The Appalachian National Scenic Trail is a treasured national icon. This extended footway traverses the Appalachian uplands of the eastern United States for more than 2100 miles from Georgia to Maine, providing a unique and rich opportunity for outdoor enjoyment and appreciation of natural and cultural resources.
This program focuses monitoring efforts on Rare, Threatened, and Endangered (RTE) plant species occurrences within the Trail corridor, defined as land within 500 feet on either side of the Trail, and any adjacent land acquired by the Appalachian Trail Park Office. Plant species occurrences are selected for monitoring using a prioritization method developed by program staff. Rare species are an important Trail resource. In 2004, the NPS I&M Network convened a meeting of Trail resource managers and monitoring staff to prioritize "Vital Signs" for resource monitoring.
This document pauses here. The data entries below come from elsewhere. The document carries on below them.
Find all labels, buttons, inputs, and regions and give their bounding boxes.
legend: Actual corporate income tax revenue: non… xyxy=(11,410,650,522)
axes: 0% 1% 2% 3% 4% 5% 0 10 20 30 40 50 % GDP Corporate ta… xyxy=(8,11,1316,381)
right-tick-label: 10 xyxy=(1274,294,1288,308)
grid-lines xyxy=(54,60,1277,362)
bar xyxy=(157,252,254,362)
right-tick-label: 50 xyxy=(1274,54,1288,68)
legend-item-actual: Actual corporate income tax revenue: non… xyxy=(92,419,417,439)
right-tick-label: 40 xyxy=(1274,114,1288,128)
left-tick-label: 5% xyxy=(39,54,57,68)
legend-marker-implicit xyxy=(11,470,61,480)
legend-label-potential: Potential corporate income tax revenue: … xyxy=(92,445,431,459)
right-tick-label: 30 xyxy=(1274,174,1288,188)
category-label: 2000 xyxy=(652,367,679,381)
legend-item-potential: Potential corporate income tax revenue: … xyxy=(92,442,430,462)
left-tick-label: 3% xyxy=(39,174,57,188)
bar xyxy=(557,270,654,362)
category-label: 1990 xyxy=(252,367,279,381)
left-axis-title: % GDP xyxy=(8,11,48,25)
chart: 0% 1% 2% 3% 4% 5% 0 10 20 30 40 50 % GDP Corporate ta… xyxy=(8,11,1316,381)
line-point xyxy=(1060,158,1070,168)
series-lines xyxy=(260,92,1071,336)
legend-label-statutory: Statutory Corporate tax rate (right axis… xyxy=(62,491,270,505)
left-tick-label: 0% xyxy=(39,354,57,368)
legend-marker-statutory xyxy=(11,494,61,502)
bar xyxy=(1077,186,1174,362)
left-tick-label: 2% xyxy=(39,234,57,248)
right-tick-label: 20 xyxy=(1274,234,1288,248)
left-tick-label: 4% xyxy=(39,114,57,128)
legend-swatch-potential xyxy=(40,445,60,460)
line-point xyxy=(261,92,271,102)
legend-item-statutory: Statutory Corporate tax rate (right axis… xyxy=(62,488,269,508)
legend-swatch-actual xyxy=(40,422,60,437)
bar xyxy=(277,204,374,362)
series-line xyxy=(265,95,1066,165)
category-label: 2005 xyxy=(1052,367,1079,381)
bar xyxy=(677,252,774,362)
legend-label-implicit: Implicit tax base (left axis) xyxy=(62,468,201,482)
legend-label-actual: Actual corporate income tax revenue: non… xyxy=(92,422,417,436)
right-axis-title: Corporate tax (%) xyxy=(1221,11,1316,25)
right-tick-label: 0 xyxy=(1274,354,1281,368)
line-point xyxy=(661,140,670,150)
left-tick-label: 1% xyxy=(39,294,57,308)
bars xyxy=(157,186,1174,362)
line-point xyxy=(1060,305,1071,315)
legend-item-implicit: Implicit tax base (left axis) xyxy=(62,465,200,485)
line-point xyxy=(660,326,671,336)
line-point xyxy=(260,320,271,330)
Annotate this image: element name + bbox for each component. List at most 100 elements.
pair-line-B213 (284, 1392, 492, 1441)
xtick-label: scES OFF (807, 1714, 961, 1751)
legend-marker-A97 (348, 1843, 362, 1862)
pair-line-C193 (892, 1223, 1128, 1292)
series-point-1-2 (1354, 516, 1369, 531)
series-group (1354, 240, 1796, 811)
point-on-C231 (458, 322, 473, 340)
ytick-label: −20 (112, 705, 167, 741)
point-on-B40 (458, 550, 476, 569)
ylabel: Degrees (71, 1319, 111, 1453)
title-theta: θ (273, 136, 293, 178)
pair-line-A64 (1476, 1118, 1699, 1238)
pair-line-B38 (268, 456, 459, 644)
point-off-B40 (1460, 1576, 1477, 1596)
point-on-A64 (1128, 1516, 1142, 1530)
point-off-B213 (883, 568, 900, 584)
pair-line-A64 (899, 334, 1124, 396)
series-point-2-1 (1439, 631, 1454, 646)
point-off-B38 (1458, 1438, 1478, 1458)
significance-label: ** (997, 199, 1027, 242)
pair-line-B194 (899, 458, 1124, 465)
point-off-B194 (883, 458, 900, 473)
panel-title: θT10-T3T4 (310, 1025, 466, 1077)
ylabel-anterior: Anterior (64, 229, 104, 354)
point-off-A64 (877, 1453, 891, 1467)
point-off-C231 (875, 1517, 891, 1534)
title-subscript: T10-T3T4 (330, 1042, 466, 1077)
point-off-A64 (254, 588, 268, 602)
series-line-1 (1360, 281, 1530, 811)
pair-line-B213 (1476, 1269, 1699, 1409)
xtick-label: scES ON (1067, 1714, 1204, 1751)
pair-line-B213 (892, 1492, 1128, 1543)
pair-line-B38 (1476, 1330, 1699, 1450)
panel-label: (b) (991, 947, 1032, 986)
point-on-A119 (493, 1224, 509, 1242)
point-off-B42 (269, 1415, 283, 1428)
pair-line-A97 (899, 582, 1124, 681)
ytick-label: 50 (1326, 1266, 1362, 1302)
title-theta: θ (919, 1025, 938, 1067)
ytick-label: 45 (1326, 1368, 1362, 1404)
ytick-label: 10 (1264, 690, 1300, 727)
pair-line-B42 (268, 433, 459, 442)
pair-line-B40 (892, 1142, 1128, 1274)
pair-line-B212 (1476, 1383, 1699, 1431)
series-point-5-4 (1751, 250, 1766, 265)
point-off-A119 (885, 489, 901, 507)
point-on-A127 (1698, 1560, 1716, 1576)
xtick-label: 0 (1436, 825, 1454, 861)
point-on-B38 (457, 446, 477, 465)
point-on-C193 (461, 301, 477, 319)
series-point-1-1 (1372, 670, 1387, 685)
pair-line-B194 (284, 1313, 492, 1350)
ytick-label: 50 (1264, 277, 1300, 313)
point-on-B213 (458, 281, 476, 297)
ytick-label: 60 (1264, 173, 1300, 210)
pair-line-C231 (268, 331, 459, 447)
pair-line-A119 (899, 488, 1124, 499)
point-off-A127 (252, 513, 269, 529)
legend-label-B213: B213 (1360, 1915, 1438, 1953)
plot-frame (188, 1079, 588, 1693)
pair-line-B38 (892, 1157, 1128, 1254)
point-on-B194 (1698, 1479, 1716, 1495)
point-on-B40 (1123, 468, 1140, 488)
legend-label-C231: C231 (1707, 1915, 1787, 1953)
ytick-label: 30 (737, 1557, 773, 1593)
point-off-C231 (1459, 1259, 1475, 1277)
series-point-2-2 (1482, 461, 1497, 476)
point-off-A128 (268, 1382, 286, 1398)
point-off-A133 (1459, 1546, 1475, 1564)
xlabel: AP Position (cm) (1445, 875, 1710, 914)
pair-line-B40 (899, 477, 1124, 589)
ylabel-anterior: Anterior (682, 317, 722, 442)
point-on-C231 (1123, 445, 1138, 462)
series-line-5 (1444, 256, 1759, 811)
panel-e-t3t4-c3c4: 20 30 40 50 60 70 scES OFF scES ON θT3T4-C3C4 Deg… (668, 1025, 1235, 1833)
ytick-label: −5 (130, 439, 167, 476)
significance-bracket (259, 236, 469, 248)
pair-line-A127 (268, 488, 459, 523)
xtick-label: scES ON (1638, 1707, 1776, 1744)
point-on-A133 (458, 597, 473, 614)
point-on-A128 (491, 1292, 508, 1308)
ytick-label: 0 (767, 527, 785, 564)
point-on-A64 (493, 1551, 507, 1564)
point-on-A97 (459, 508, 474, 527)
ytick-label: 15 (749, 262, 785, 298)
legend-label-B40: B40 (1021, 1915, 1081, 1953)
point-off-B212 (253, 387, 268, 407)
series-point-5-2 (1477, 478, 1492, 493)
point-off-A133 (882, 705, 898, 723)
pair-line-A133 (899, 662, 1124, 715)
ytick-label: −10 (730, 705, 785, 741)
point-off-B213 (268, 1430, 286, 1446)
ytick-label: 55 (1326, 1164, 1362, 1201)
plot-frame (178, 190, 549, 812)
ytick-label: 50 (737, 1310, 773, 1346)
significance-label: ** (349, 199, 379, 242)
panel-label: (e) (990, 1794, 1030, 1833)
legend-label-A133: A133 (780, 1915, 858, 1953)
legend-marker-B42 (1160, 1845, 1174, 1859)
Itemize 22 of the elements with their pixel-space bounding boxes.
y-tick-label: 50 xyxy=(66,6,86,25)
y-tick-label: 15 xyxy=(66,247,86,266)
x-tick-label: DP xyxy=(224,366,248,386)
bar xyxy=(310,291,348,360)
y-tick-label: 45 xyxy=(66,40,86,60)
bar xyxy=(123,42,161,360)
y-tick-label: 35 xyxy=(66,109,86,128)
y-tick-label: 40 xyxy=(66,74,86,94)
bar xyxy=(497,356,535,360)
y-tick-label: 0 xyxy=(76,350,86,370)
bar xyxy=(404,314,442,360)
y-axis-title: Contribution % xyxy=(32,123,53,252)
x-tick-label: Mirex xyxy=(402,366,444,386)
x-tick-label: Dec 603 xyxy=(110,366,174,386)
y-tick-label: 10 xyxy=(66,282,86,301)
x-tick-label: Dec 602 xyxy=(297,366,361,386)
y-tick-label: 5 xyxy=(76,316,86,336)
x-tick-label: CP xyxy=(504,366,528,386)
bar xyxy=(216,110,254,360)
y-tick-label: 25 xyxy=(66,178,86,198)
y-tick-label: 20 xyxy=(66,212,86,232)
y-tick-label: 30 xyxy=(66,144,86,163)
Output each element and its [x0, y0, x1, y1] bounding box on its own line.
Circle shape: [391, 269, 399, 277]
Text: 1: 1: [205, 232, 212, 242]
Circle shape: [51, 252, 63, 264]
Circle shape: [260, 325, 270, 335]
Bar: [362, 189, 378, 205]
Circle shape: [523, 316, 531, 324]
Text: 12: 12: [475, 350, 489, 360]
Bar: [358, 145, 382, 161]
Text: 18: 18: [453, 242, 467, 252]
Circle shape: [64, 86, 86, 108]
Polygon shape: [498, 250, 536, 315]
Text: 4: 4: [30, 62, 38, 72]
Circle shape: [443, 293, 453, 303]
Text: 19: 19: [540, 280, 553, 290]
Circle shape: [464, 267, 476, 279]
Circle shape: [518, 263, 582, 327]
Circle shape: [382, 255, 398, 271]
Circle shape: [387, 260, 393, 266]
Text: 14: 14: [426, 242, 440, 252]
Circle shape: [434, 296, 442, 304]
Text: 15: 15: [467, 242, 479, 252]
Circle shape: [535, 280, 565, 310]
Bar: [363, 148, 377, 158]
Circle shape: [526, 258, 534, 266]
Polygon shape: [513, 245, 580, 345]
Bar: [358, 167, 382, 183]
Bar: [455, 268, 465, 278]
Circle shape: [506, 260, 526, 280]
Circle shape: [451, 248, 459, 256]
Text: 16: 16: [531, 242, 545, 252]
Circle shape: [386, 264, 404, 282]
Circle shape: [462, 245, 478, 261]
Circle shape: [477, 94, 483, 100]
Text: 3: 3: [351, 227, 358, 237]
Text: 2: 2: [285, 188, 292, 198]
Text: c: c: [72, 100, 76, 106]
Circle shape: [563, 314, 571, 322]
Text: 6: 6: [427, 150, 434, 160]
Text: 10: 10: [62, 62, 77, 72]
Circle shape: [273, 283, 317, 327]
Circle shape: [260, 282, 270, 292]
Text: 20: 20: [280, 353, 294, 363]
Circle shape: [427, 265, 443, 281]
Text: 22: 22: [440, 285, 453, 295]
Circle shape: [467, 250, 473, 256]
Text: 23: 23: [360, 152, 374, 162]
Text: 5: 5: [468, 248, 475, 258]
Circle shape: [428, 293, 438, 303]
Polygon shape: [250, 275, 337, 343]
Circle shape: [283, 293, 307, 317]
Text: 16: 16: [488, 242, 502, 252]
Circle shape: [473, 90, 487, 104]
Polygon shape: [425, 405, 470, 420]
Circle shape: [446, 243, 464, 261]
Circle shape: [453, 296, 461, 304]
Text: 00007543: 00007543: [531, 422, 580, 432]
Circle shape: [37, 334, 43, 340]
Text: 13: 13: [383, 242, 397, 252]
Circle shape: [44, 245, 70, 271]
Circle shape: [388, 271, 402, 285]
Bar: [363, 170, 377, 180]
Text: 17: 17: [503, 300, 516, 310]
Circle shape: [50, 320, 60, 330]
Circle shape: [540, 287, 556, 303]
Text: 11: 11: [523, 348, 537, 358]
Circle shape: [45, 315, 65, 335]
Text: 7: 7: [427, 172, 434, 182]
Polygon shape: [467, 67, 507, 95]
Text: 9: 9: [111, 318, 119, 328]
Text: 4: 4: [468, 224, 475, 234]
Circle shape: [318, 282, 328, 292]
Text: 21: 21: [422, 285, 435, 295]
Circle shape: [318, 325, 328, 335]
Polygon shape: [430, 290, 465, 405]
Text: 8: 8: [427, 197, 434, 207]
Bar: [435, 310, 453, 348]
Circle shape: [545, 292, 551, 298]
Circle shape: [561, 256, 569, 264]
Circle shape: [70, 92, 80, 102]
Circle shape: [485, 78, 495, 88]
Priority Rare, Threatened or Endangered (RTE) Species as a "Category 2" were selected to be monitored after higher priority "Category 1" Vital Sign monitoring.
Most of the rare species occurrences are plants. While rare plants are found in every Trail state, notable hotspots or clusters of rare species occur in the Presidential Range of the White Mountains of NH, the Mt. Rogers-Whitetop area of southwest VA, and the Roan Mountain area along the border of NC and TN. Most endangered rare plants are threatened by multiple causes.